Social business ? The bigger, the better
Friday, April 18, 2008
Responsible companies can learn a lot from social entrepreneurs about selling to the poor, but first they must understand how their core business contributes to social and economic development.
Big companies coming to the field of “social entrepreneurship” for the first time could be forgiven for feeling a little lost.
While the term social entrepreneur has been around for about 30 years, few can agree on what it means. Add “social business” and “social innovation” to the mix and most company board members will be left scratching their heads.

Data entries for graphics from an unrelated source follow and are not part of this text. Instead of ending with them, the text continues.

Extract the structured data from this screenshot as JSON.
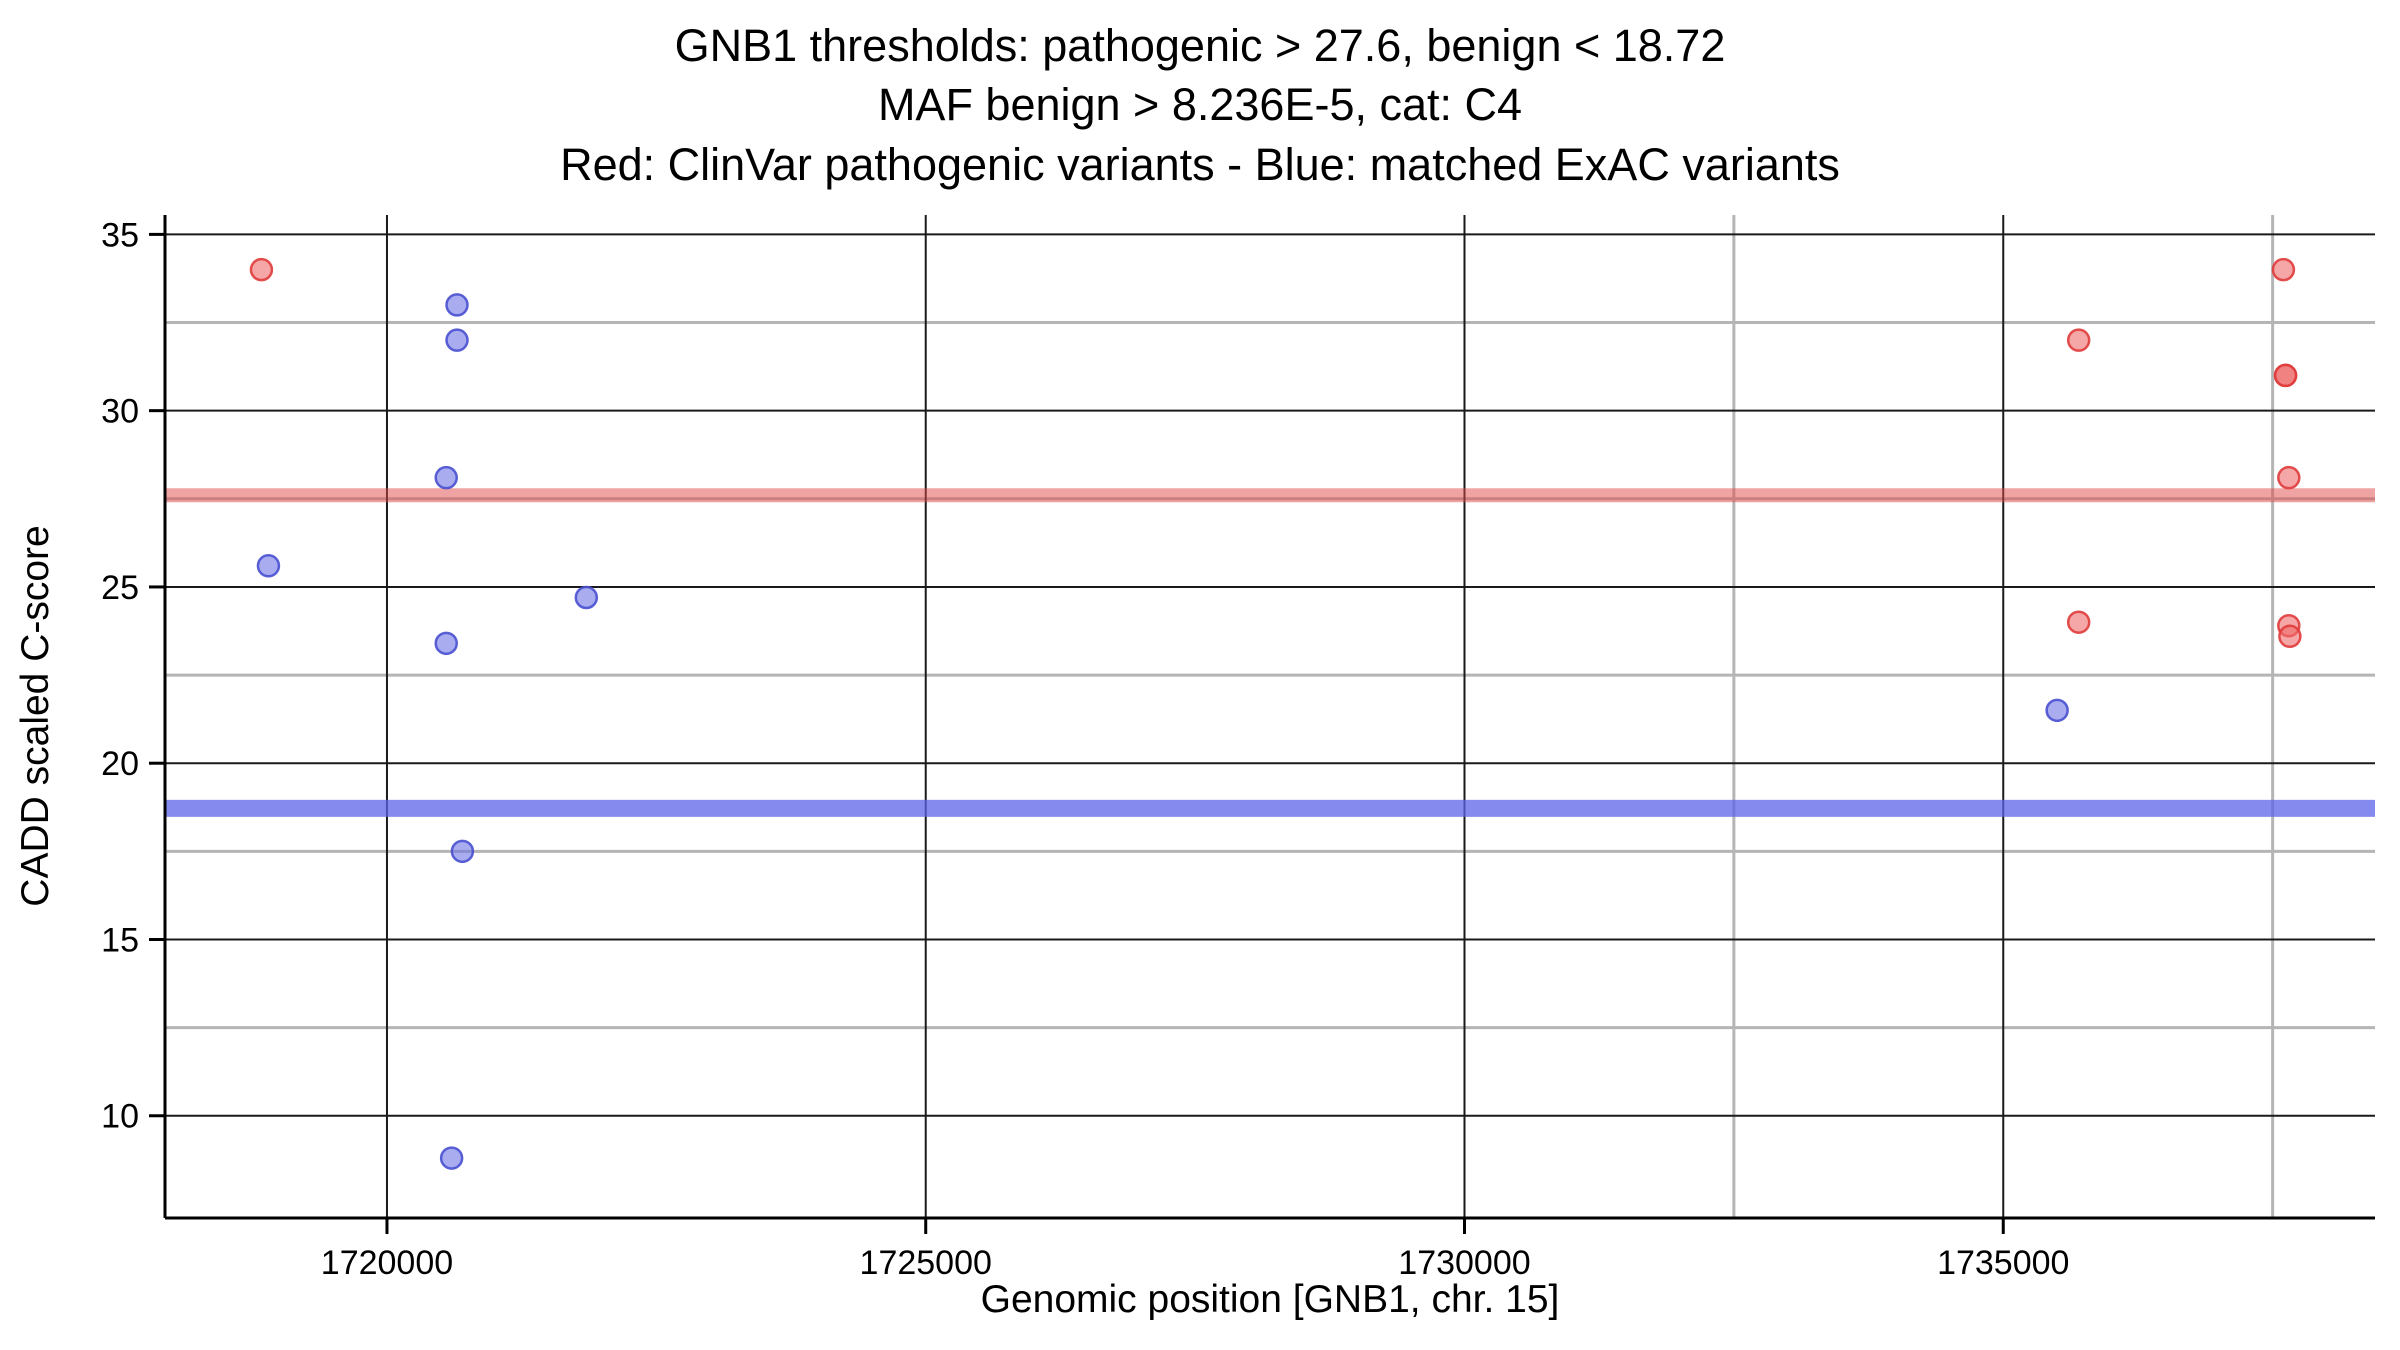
{
  "chart_data": {
    "type": "scatter",
    "title": "GNB1 thresholds: pathogenic > 27.6, benign < 18.72",
    "subtitle": "MAF benign > 8.236E-5, cat: C4",
    "legend_note": "Red: ClinVar pathogenic variants - Blue: matched ExAC variants",
    "xlabel": "Genomic position [GNB1, chr. 15]",
    "ylabel": "CADD scaled C-score",
    "xlim": [
      1717940,
      1738450
    ],
    "ylim": [
      7.1,
      35.55
    ],
    "x_ticks": [
      1720000,
      1725000,
      1730000,
      1735000
    ],
    "y_ticks": [
      10,
      15,
      20,
      25,
      30,
      35
    ],
    "x_minor_gridlines": [
      1732500,
      1737500
    ],
    "y_minor_gridlines": [
      12.5,
      17.5,
      22.5,
      27.5,
      32.5
    ],
    "grid": "on",
    "legend_position": "none",
    "thresholds": {
      "pathogenic": {
        "value": 27.6,
        "color": "#e04848",
        "opacity": 0.5,
        "label": "pathogenic > 27.6"
      },
      "benign": {
        "value": 18.72,
        "color": "#5b63e8",
        "opacity": 0.75,
        "label": "benign < 18.72"
      }
    },
    "series": [
      {
        "name": "ClinVar pathogenic variants",
        "color": "#ef6b6b",
        "stroke": "#e03c3c",
        "points": [
          [
            1718835,
            34.0
          ],
          [
            1735700,
            32.0
          ],
          [
            1737600,
            34.0
          ],
          [
            1737620,
            31.0
          ],
          [
            1737620,
            31.0
          ],
          [
            1737650,
            28.1
          ],
          [
            1735700,
            24.0
          ],
          [
            1737650,
            23.9
          ],
          [
            1737660,
            23.6
          ]
        ]
      },
      {
        "name": "matched ExAC variants",
        "color": "#7076e6",
        "stroke": "#4950cf",
        "points": [
          [
            1718900,
            25.6
          ],
          [
            1720650,
            33.0
          ],
          [
            1720650,
            32.0
          ],
          [
            1720550,
            28.1
          ],
          [
            1721850,
            24.7
          ],
          [
            1720550,
            23.4
          ],
          [
            1720700,
            17.5
          ],
          [
            1735500,
            21.5
          ],
          [
            1720600,
            8.8
          ]
        ]
      }
    ],
    "colors": {
      "major_grid": "#1a1a1a",
      "minor_grid": "#b5b5b5",
      "axis": "#000000"
    }
  }
}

The jargon is unfortunate. Put simply, social entrepreneurs are individuals that use entrepreneurial methods to achieve social change. They run social businesses, sometimes at a profit, that seek to address market failures. Their goals might include access to expensive or hard-to-get medicines, or sanitation and agricultural irrigation for the poor. And their ideas for creating affordable products for these underserved markets are examples of what is called social innovation.
Social entrepreneurs attract column inches because they offer a novel approach to tackling poverty that does not involve government or charity handouts. The classic social business is microfinance, the brainchild of Muhammad Yunus, who founded the Grameen Bank in Bangladesh in 1976. He proved that if you give poor women small loans to help start their own businesses, and work their way out of poverty, they will pay the money back.